The Full Breakfast, at most restaurants and cafes, is usually served all day. Some are turning out plates with vegetarian sausage, while others keep the beans, add a mash, or come with toast – but there’s no question that they can quickly transform this British classic into a hearty vegetarian dream, packed with protein, vegetables, and a refreshing variety of options.
Really, High Tea is more typically taken in the late afternoon. Meant to serve as a boost to hold you over until dinner, the combination of caffeine and sugar is a great way to get through the late-day slump. However, breakfast is as good a time as any to try out this British custom.
At the Tate Britain’s Rex Whistler Restaurant, tea comes at the perfect price. Notoriously difficult on the wallet, I was thrilled to find a place that made it possible for me to indulge in this British custom.
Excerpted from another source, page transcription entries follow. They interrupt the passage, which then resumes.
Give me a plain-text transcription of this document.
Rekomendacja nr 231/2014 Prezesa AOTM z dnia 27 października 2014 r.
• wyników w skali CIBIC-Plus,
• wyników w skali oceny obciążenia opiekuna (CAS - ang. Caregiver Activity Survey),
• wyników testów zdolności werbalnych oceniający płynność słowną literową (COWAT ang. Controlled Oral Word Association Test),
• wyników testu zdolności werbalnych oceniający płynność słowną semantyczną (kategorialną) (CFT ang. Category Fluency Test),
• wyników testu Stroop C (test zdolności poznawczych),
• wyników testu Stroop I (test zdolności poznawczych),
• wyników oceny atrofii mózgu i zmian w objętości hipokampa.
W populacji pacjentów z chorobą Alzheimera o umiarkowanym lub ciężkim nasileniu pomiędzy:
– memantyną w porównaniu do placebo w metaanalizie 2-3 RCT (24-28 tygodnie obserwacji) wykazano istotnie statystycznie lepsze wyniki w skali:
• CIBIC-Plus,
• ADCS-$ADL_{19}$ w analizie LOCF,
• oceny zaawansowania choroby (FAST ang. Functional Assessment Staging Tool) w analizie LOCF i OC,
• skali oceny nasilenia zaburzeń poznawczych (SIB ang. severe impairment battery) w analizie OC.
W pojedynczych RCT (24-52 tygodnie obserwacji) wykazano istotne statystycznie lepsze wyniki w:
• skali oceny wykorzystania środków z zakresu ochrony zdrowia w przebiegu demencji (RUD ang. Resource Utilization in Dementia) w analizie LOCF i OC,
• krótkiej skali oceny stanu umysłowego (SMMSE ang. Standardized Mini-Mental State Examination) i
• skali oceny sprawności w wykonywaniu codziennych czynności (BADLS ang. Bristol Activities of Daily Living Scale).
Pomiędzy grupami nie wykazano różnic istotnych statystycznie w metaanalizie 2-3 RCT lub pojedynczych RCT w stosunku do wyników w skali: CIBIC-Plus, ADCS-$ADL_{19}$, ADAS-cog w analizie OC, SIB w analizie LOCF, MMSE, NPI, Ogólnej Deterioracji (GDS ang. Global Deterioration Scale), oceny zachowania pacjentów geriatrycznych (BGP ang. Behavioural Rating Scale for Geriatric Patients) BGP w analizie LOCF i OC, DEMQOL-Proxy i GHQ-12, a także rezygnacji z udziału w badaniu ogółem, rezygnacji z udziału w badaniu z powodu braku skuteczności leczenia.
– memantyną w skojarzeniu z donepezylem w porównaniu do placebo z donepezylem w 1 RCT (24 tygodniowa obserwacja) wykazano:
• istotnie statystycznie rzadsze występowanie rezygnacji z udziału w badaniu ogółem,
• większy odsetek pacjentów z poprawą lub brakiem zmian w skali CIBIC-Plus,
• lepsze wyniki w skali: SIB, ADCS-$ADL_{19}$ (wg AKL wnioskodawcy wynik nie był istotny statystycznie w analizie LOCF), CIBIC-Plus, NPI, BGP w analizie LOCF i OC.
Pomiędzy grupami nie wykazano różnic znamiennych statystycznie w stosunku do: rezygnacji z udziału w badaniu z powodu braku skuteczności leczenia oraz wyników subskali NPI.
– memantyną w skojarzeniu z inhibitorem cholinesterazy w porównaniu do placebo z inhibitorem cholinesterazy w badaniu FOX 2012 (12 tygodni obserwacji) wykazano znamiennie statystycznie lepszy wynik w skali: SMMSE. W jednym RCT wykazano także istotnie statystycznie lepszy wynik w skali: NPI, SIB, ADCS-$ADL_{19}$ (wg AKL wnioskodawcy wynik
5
For under nine pounds, you can enjoy a pot of brewed Jing leaf tea with three crostinis and a selection of sweet morsels.
While not a listed option, the staff at the Rex Whistler quickly accomodated my request for a vegetarian version of their High Tea. Instead of salmon and cucumber, I received a bruschetta-style bite with rocket and tomatoes, delicately dressed with olive oil and cracked pepper. I agreed to keep the egg mayo and baked-cheese crostinis, as they were bite-sized tastes of the heavier foods I’d typically avoid.
I wouldn’t recommend turning a High Tea like the one at the Tate Britain into any every-day activity. Despite their tiny portions, the pastries are still loaded with butter and sugar. But as a perfectly scaled morning or afternoon treat, the English custom of High Tea is a wonderful way to enjoy some British classics, without committing to an entire fruited scone with clotted cream, or a Ploughman-sized egg and mayo sandwich.
A proper breakfast should fill you up, satisfy your palate, and set you off on the right foot for the day ahead. It’s a great time to start getting your daily protein, and is always best with a hot pot of coffee or tea.
I’m looking forward to a few more English Breakfasts, and at least one more High Tea, before taking that big steel bird back to the States. While there’s no shortage of great breakfast options back home, I might never again have the opportunity to say “If I could just hold the bangers and rashers, and have an extra serving of rocket and mash…” again. And certainly, if I tried, one can only imagine what I might find on my plate.